Researchers at the University of Navarra in Spain have launched RNACOREX, an open-source software that uncovers hidden genetic networks in cancer tumors. The tool analyzes thousands of molecular interactions and predicts patient survival with clarity rivaling advanced AI systems. Tested on data from 13 cancer types, it provides interpretable insights to advance cancer research.
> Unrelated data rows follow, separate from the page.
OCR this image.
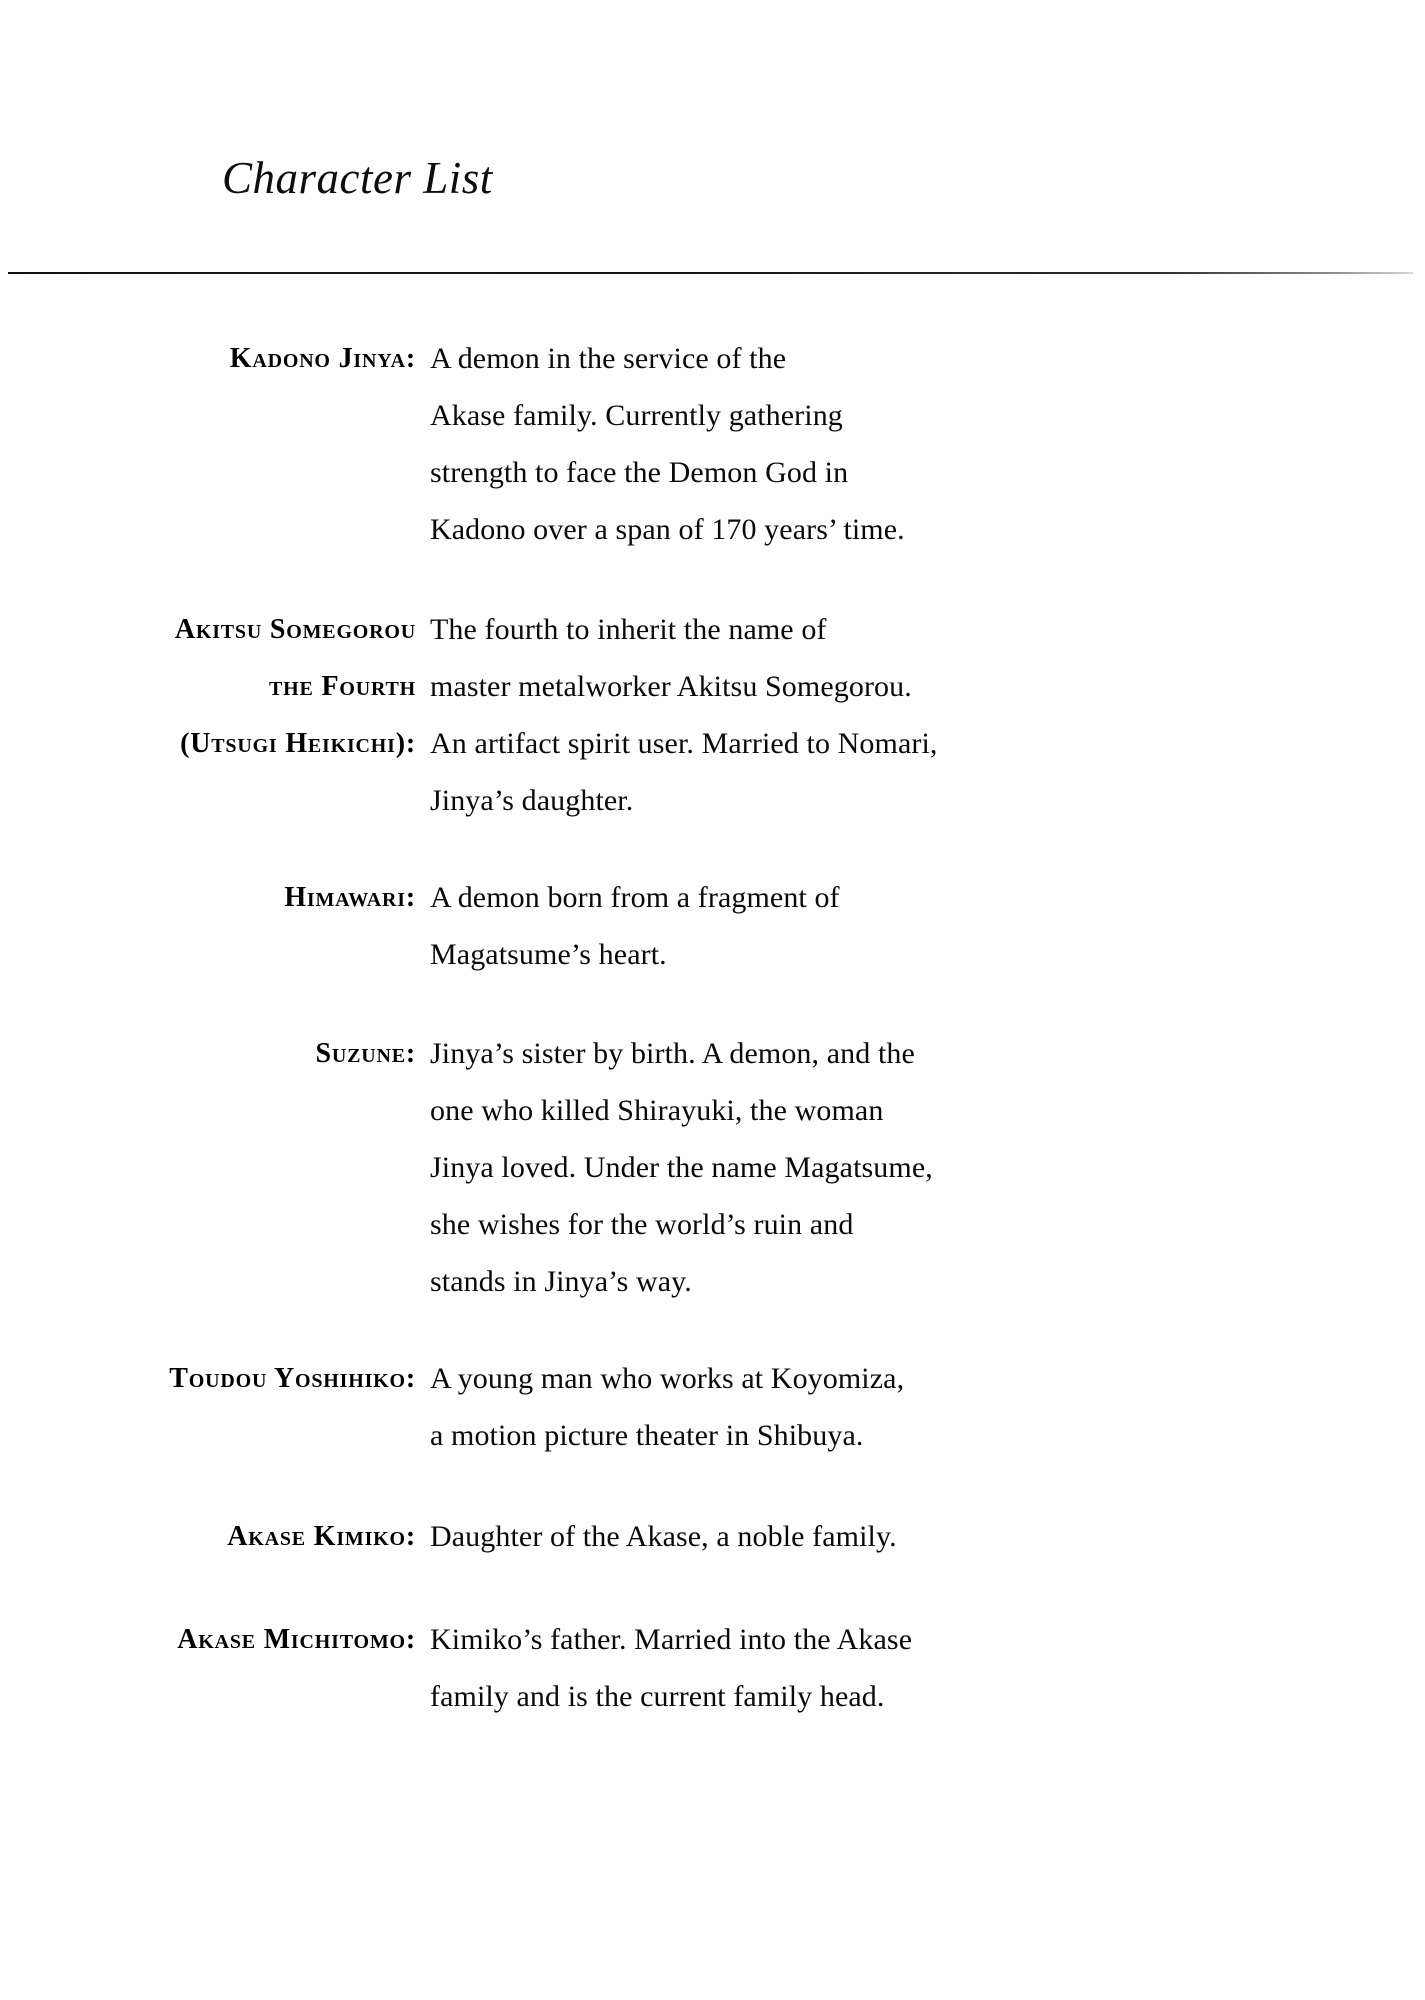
Character List
Kadono Jinya: A demon in the service of the
Akase family. Currently gathering
strength to face the Demon God in
Kadono over a span of 170 years’ time.
Akitsu Somegorou
the Fourth
(Utsugi Heikichi):
The fourth to inherit the name of
master metalworker Akitsu Somegorou.
An artifact spirit user. Married to Nomari,
Jinya’s daughter.
Himawari: A demon born from a fragment of
Magatsume’s heart.
Suzune: Jinya’s sister by birth. A demon, and the
one who killed Shirayuki, the woman
Jinya loved. Under the name Magatsume,
she wishes for the world’s ruin and
stands in Jinya’s way.
Toudou Yoshihiko: A young man who works at Koyomiza,
a motion picture theater in Shibuya.
Akase Kimiko: Daughter of the Akase, a noble family.
Akase Michitomo: Kimiko’s father. Married into the Akase
family and is the current family head.
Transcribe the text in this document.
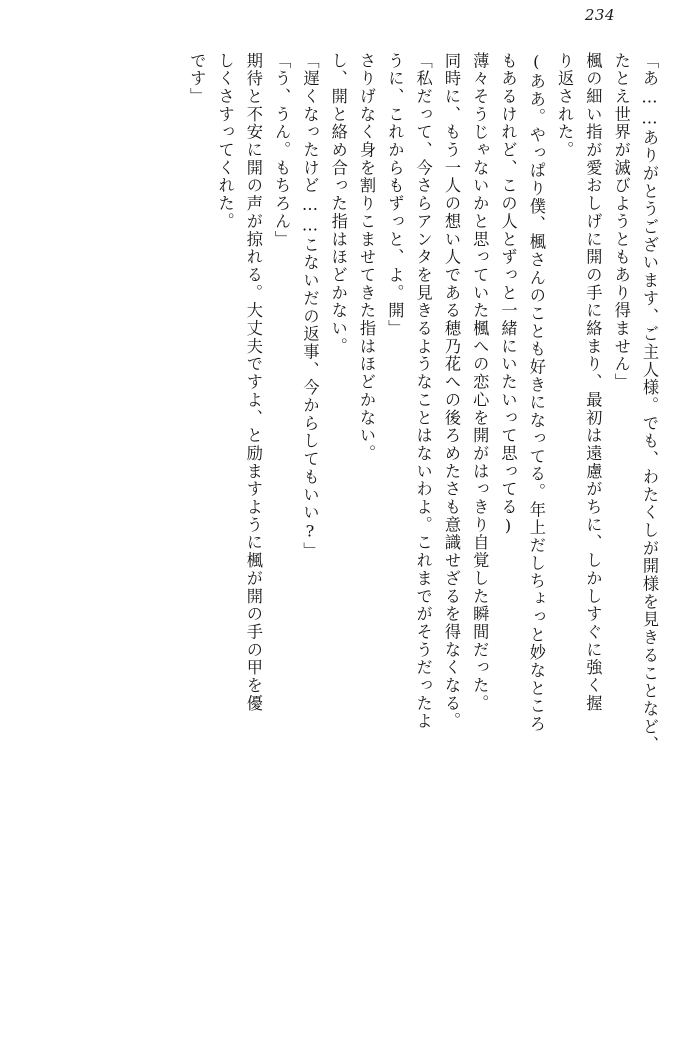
234
「あ……ありがとうございます、ご主人様。でも、わたくしが開様を見きることなど、
たとえ世界が滅びようともあり得ません」
楓の細い指が愛おしげに開の手に絡まり、最初は遠慮がちに、しかしすぐに強く握
り返された。
(ああ。やっぱり僕、楓さんのことも好きになってる。年上だしちょっと妙なところ
もあるけれど、この人とずっと一緒にいたいって思ってる)
薄々そうじゃないかと思っていた楓への恋心を開がはっきり自覚した瞬間だった。
同時に、もう一人の想い人である穂乃花への後ろめたさも意識せざるを得なくなる。
「私だって、今さらアンタを見きるようなことはないわよ。これまでがそうだったよ
うに、これからもずっと、よ。開」
さりげなく身を割りこませてきた指はほどかない。
し、開と絡め合った指はほどかない。
「遅くなったけど……こないだの返事、今からしてもいい?」
「う、うん。もちろん」
期待と不安に開の声が掠れる。大丈夫ですよ、と励ますように楓が開の手の甲を優
しくさすってくれた。
です」
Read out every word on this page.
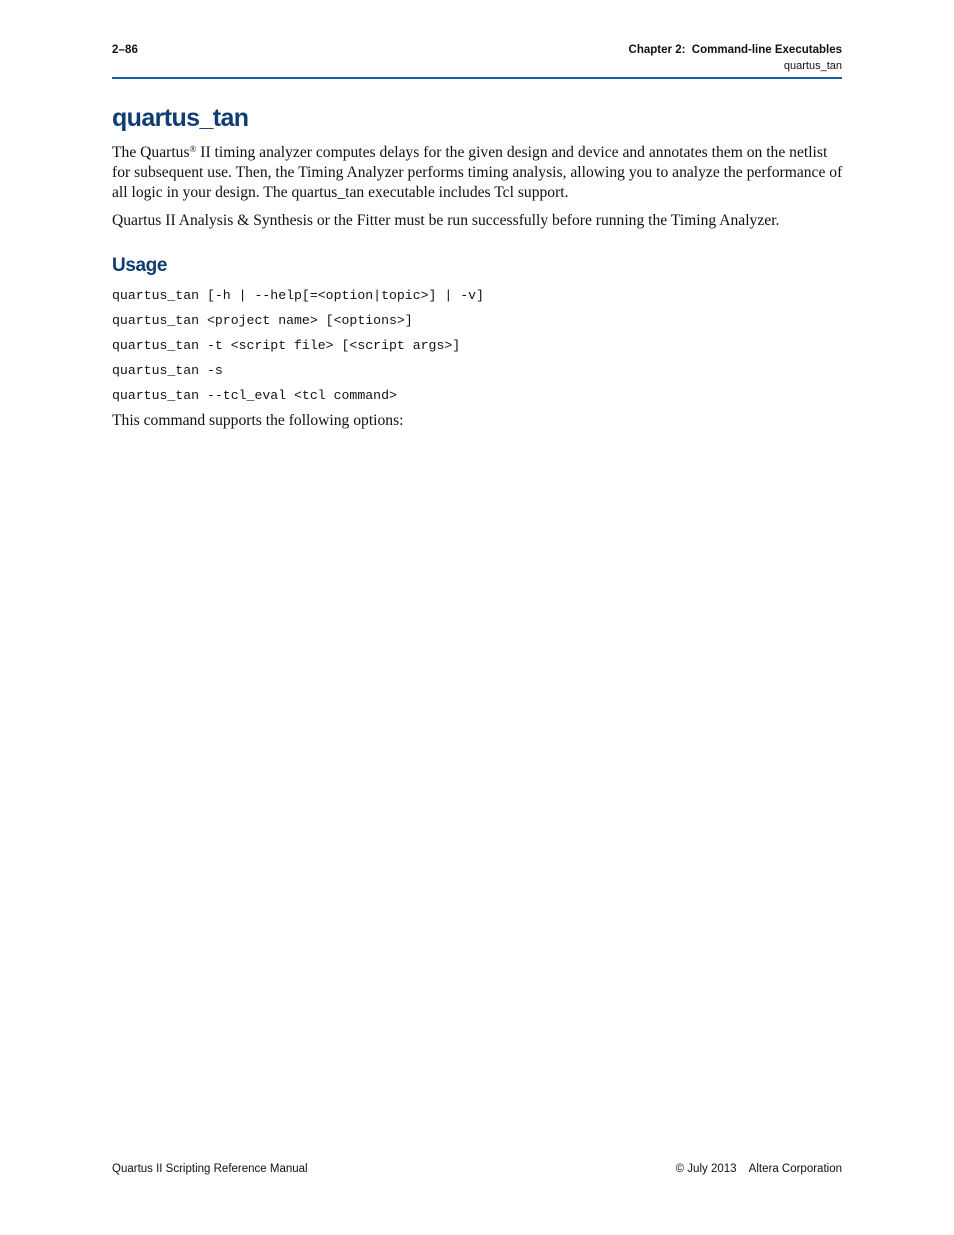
2–86	Chapter 2:  Command-line Executables
quartus_tan
quartus_tan

The Quartus® II timing analyzer computes delays for the given design and device and annotates them on the netlist for subsequent use. Then, the Timing Analyzer performs timing analysis, allowing you to analyze the performance of all logic in your design. The quartus_tan executable includes Tcl support.

Quartus II Analysis & Synthesis or the Fitter must be run successfully before running the Timing Analyzer.

Usage
quartus_tan [-h | --help[=<option|topic>] | -v]
quartus_tan <project name> [<options>]
quartus_tan -t <script file> [<script args>]
quartus_tan -s
quartus_tan --tcl_eval <tcl command>

This command supports the following options:

Quartus II Scripting Reference Manual	© July 2013    Altera Corporation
Researchers from the University of Navarra have introduced RNACOREX, a new open-source platform designed to reveal the complex genetic networks underlying cancer. Developed at the Institute of Data Science and Artificial Intelligence (DATAI) in collaboration with the Cancer Center Clínica Universidad de Navarra, the software integrates data from international biological databases with gene expression information to identify key miRNA-mRNA interactions.
These interactions form regulatory networks that influence tumor behavior and patient outcomes. As Rubén Armañanzas, head of the Digital Medicine Laboratory at DATAI and a lead author, explains, "Understanding the architecture of these networks is crucial for detecting, studying, and classifying different tumor types. However, reliably identifying these networks is a challenge due to the vast amount of available data, the presence of many false signals, and the lack of accessible and precise tools capable of distinguishing which molecular interactions are truly associated with each disease."
RNACOREX addresses these issues by building probabilistic models from ranked interactions, offering a clear molecular map of tumor function. Evaluated using data from The Cancer Genome Atlas (TCGA) consortium, the tool was applied to 13 cancer types, including breast, colon, lung, stomach, melanoma, and head and neck tumors. It predicts survival with accuracy comparable to sophisticated AI models but stands out for its interpretable explanations.
Aitor Oviedo-Madrid, first author and a researcher at DATAI, notes, "The software predicted patient survival with accuracy on par with sophisticated AI models, but with something many of those systems lack: clear, interpretable explanations of the molecular interactions behind the results." Beyond predictions, RNACOREX identifies shared molecular patterns across tumors and highlights biomedically relevant molecules, potentially aiding in new hypotheses for diagnostics and treatments. Oviedo-Madrid adds, "Our tool provides a reliable molecular 'map' that helps prioritize new biological targets, speeding up cancer research."
Published in PLOS Computational Biology in 2025 (DOI: 10.1371/journal.pcbi.1013660), RNACOREX is available on GitHub and PyPI, with automated database tools for easy integration. Funded partly by the Government of Navarra's ANDIA 2021 program and ERA PerMed JTC2022 PORTRAIT, the project emphasizes explainable AI in genomics. Armañanzas states, "As artificial intelligence in genomics accelerates, RNACOREX positions itself as an explainable, easy-to-interpret solution and an alternative to 'black-box' models, helping bring omics data into biomedical practice."
Future expansions include pathway analysis and additional molecular layers to better model tumor progression, supporting precision cancer medicine.